ROME (Reuters) - Italy on Sunday launched a new system set up by its central bank to save four small savings banks from failure before stricter rules for winding down lenders come in next year.
The rescue will be conducted by the Bank of Italy at a cost of 3.6 billion euros ($3.83 billion). This will be borne by the country’s healthy banks, which pay into a newly-formed National Resolution Fund, not by taxpayers.
Italy wants to save the banks before January, when new EU rules take effect under which depositors with more than 100,000 euros, as well as shareholders and bondholders will have to bear losses before public money can be used to prop up a bank.
Under the rescue plan announced on Sunday shareholders and junior bondholders in the banks will take a loss, but holders of deposits, current accounts and ordinary bonds will not.
“The State, and hence taxpayers, sustain absolutely no cost in the process,” the Bank of Italy said in a statement.
It added that a series of other solutions to save the ailing lenders had been proposed by Italy in recent months but these had all been rejected by Brussels as illegal state aid.
Banca delle Marche, Banca Popolare dell'Etruria PEL.MI, Cassa di Risparmio di Ferrara and Cassa di Risparmio di Chieti were all put under special administration in the last two years after audits exposed holes in their accounts.
The banks are not big enough to pose a systemic risk to the banking system, but Rome feared that under the new rules a rescue could entail losses on bonds sold to retail clients.
The concern among authorities is that this could scare small savers away from what is traditionally a key source of funding for Italian lenders, and possibly trigger bank runs.
Prime Minister Matteo Renzi’s government passed an emergency decree on Sunday to allow immediate implementation of the plan, saying it had already been approved by the European Commission.
It envisages that the Bank of Italy, as the resolution authority, will set up a “bad bank” containing the impaired assets of all four failing lenders, and seek buyers for what will then be sound banks.
Roberto Nicastro, former director general of Unicredit CRDI.MI, will act as president of all four sound or "good" banks until buyers have been found.
The operation will be financed by the National Resolution Fund, which became effective last week.

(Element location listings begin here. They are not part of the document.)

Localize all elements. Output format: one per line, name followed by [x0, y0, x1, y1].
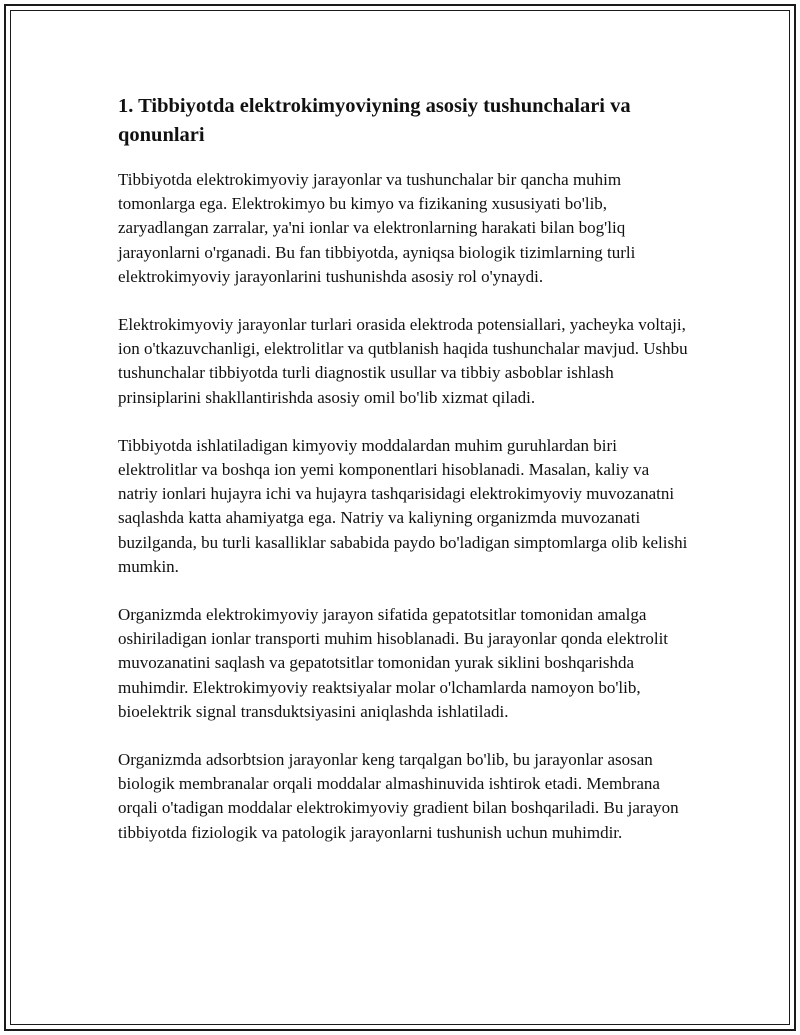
paragraph-4: Organizmda elektrokimyoviy jarayon sifatida gepatotsitlar tomonidan amalga oshiriladigan ionlar transporti muhim hisoblanadi. Bu jarayonlar qonda elektrolit muvozanatini saqlash va gepatotsitlar tomonidan yurak siklini boshqarishda muhimdir. Elektrokimyoviy reaktsiyalar molar o'lchamlarda namoyon bo'lib, bioelektrik signal transduktsiyasini aniqlashda ishlatiladi. [118, 605, 669, 721]
paragraph-1: Tibbiyotda elektrokimyoviy jarayonlar va tushunchalar bir qancha muhim tomonlarga ega. Elektrokimyo bu kimyo va fizikaning xususiyati bo'lib, zaryadlangan zarralar, ya'ni ionlar va elektronlarning harakati bilan bog'liq jarayonlarni o'rganadi. Bu fan tibbiyotda, ayniqsa biologik tizimlarning turli elektrokimyoviy jarayonlarini tushunishda asosiy rol o'ynaydi. [118, 170, 636, 286]
document-body [118, 92, 688, 869]
paragraph-3: Tibbiyotda ishlatiladigan kimyoviy moddalardan muhim guruhlardan biri elektrolitlar va boshqa ion yemi komponentlari hisoblanadi. Masalan, kaliy va natriy ionlari hujayra ichi va hujayra tashqarisidagi elektrokimyoviy muvozanatni saqlashda katta ahamiyatga ega. Natriy va kaliyning organizmda muvozanati buzilganda, bu turli kasalliklar sababida paydo bo'ladigan simptomlarga olib kelishi mumkin. [118, 435, 688, 576]
section-heading: 1. Tibbiyotda elektrokimyoviyning asosiy tushunchalari va qonunlari [118, 95, 631, 146]
paragraph-5: Organizmda adsorbtsion jarayonlar keng tarqalgan bo'lib, bu jarayonlar asosan biologik membranalar orqali moddalar almashinuvida ishtirok etadi. Membrana orqali o'tadigan moddalar elektrokimyoviy gradient bilan boshqariladi. Bu jarayon tibbiyotda fiziologik va patologik jarayonlarni tushunish uchun muhimdir. [118, 750, 679, 842]
paragraph-2: Elektrokimyoviy jarayonlar turlari orasida elektroda potensiallari, yacheyka voltaji, ion o'tkazuvchanligi, elektrolitlar va qutblanish haqida tushunchalar mavjud. Ushbu tushunchalar tibbiyotda turli diagnostik usullar va tibbiy asboblar ishlash prinsiplarini shakllantirishda asosiy omil bo'lib xizmat qiladi. [118, 315, 688, 407]
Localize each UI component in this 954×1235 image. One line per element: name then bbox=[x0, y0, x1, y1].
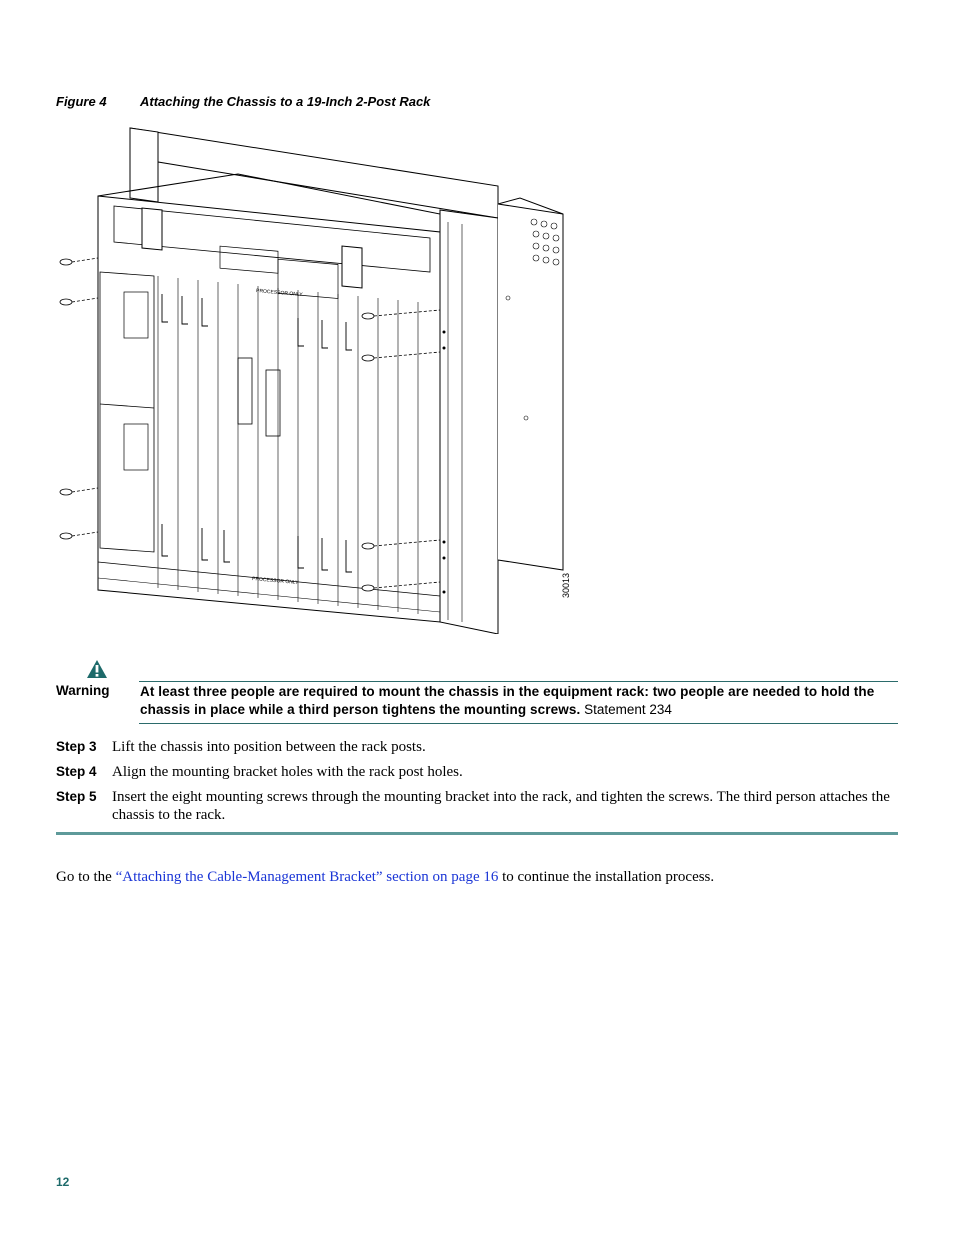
step-3-label: Step 3 bbox=[56, 739, 97, 754]
figure-art-id: 30013 bbox=[561, 572, 571, 598]
chassis-rack-illustration bbox=[58, 122, 578, 634]
paragraph-suffix: to continue the installation process. bbox=[498, 869, 715, 885]
cable-management-link[interactable]: “Attaching the Cable-Management Bracket” section on page 16 bbox=[115, 869, 499, 885]
figure-caption bbox=[56, 94, 430, 109]
figure-title: Attaching the Chassis to a 19-Inch 2-Post Rack bbox=[140, 94, 431, 109]
warning-rule-bottom bbox=[139, 723, 898, 724]
warning-body: At least three people are required to mount the chassis in the equipment rack: two people are needed to hold the chassis in place while a third person tightens the mounting screws. bbox=[140, 684, 875, 717]
warning-label: Warning bbox=[56, 683, 110, 698]
step-4-label: Step 4 bbox=[56, 764, 97, 779]
paragraph-prefix: Go to the bbox=[56, 869, 116, 885]
step-5-label: Step 5 bbox=[56, 789, 97, 804]
warning-rule-top bbox=[139, 681, 898, 682]
section-end-rule bbox=[56, 832, 898, 835]
figure-number: Figure 4 bbox=[56, 94, 107, 109]
warning-statement: Statement 234 bbox=[584, 702, 672, 717]
step-5-text: Insert the eight mounting screws through the mounting bracket into the rack, and tighten the screws. The third person attaches the chassis to the rack. bbox=[112, 789, 890, 823]
warning-icon bbox=[86, 659, 108, 679]
step-3-text: Lift the chassis into position between the rack posts. bbox=[112, 739, 426, 755]
step-4-text: Align the mounting bracket holes with the rack post holes. bbox=[112, 764, 463, 780]
panel-bottom-label: PROCESSOR ONLY bbox=[251, 576, 299, 587]
page-number: 12 bbox=[56, 1175, 70, 1189]
panel-top-label: PROCESSOR ONLY bbox=[255, 288, 303, 299]
warning-text bbox=[140, 683, 900, 719]
continue-paragraph bbox=[56, 868, 916, 886]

This is paid in to by all the country’s healthy banks, which make annual contributions totalling around 550-600 million euros.
In order to immediately find the 3.6 billion euros needed to save the four troubled banks, the healthy banks will pay three years of contributions in one go, with the help of an 18-month bridge loan from three of the country’s largest lenders.
With some 650 banks, Italy’s financial system is highly fragmented, and the four troubled banks are among the hundreds of small lenders which suffered most during a three-year recession between 2012-14.
Italian banks are still struggling with a mountain of soured debt, with non-performing loans rising to 200 billion euros in September from 198 billion the month before.